Ah, si les vallées étaient vos avenues et les sentiers verdoyants étaient vos rues,
si vous pouviez avoir la vigne pour lieu de ralliement et arriver avec les parfums de la terre dans vos vêtements.
Mais ces choses ne sont pas encore pour tout de suite.
Vos ancêtres trop craintifs vous ont rassemblés trop près les uns des autres. Et cette crainte ne se dissipera pas de si peu. Il faudra attendre quelque temps avant que les murs de la ville cessent de séparer vos champs de la chaleur de vos foyers.
Et dites-moi, gens d’Orphalese, que cachez-vous dans ces maisons ?
Et que gardez-vous si précieusement derrière ces portes verrouillées ?
Est-ce la sérénité, la détermination tranquille par laquelle s’exprime toute votre force ?
Sont-ce des pensées profondes, ces arches de lumière qui courent de sommet en sommet dans l’esprit ?
Est-ce la beauté qui à travers des oeuvres de bois et de pierre conduit le cœur jusqu’à la montagne sacrée ?
Dites-moi, avez-vous tout cela dans vos maisons ? Ou n’y dissimulez-vous pas plutôt le confort, l’avidité d’un plus grand confort, cette envie sournoise qui entre d’abord chez vous comme invité, puis devient votre hôte, et s’installe finalement en maître ?
Car, en effet, il devient ce tyran qui, de ses grappins et de son fouet, réduit vos plus généreux désirs en de pauvres pantins.
Car si sa main est de velours, son cœur est de fer.
Il tâche par tous les moyens de vous endormir afin de venir vous narguer dans votre sommeil jusque dans la noblesse de votre chair.
Il mène sa danse contre le bon sens et enrobe de coton vos idées les plus solides comme si elles étaient des porcelaines qu’un rien réduit en poussière.
En vérité l’avidité pour les biens empoisonne toutes les passions de l’âme et vous porte en terre en ricanant.
Mais vous, enfants de l’azur, qui ne vous laissez endormir même lorsque vous prenez un repos, vous ne serez ni piégés ni domptés.
Votre maison ne sera pas une ancre mais un mât.
Elle ne sera pas une tapisserie moirée cachant une plaie hideuse, mais une paupière protégeant l’œil.
Vous n’accepterez pas de vous laisser rogner les ailes pour en franchir la porte,
ni de courber la tête de crainte de ne heurter le plafond, ni de retenir votre souffle de peur que les murs ne se rendent et ne s’écroulent.
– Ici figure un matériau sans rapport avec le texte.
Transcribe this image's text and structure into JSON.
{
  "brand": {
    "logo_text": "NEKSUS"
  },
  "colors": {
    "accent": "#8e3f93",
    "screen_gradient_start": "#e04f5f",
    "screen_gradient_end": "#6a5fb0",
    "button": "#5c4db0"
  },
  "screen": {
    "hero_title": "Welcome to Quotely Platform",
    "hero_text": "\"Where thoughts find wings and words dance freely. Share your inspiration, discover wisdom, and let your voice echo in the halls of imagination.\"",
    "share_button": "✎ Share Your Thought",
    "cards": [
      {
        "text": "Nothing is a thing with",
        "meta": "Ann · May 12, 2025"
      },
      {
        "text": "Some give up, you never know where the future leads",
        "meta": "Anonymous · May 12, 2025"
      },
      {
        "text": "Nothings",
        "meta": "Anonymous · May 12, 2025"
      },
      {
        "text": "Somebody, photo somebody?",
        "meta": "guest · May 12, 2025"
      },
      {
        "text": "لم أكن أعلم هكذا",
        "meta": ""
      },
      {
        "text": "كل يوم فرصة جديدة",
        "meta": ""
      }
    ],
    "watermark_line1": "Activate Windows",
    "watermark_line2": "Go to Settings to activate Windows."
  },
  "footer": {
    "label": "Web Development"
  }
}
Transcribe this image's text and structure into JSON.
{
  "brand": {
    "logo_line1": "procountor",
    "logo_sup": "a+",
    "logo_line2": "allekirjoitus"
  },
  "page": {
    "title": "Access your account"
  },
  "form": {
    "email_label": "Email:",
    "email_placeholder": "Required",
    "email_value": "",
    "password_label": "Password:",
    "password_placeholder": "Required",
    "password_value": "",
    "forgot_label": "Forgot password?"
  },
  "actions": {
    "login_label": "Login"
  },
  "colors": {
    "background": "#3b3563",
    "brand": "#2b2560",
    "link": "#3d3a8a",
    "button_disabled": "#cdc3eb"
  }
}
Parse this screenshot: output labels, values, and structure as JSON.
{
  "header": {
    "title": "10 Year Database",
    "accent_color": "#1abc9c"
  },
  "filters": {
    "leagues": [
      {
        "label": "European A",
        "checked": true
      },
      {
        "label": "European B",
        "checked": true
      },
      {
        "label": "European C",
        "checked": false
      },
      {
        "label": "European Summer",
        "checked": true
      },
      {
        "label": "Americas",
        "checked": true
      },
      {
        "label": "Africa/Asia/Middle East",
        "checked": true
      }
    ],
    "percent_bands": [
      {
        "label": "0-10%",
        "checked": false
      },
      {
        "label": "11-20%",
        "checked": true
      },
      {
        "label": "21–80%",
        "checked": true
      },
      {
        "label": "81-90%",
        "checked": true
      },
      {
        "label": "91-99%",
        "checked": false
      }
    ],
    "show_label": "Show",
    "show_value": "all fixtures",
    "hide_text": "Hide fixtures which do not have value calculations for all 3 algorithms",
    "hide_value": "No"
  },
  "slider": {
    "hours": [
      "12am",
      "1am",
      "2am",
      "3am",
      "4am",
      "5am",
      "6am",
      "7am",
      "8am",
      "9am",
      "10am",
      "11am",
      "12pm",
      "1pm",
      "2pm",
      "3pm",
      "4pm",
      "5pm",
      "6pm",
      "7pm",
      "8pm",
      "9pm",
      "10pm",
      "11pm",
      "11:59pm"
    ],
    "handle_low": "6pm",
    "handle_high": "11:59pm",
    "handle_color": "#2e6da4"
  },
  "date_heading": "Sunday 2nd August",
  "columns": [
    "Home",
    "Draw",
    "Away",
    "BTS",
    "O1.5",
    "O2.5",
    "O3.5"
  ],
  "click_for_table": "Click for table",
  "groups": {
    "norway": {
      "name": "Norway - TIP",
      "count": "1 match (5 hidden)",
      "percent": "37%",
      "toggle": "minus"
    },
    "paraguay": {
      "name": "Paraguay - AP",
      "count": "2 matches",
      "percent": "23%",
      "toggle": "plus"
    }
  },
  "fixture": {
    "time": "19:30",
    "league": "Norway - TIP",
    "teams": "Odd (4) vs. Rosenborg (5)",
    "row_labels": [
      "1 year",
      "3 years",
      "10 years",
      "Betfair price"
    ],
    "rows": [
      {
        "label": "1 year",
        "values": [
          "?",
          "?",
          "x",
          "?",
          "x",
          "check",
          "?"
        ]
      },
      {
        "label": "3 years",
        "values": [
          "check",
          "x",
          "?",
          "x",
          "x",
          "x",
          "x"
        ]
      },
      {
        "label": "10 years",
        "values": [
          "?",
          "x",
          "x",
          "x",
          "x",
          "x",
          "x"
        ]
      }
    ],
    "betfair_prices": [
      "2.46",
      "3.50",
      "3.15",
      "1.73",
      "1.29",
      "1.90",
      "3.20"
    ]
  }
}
Vous n’accepterez pas de prendre pour demeure des tombes que des morts auront maçonnées pour emmurer les vivants.
Et si grande et belle qu’elle puisse être, votre maison ne saura garder un seul secret ni empêcher vos espoirs de vous quitter.
Car ce qui est infini en chacun de vous réside dans la haute demeure du ciel,
dont les brumes de l’aurore sont la porte, et dont les chants et les silences de la nuit,
les fenêtres.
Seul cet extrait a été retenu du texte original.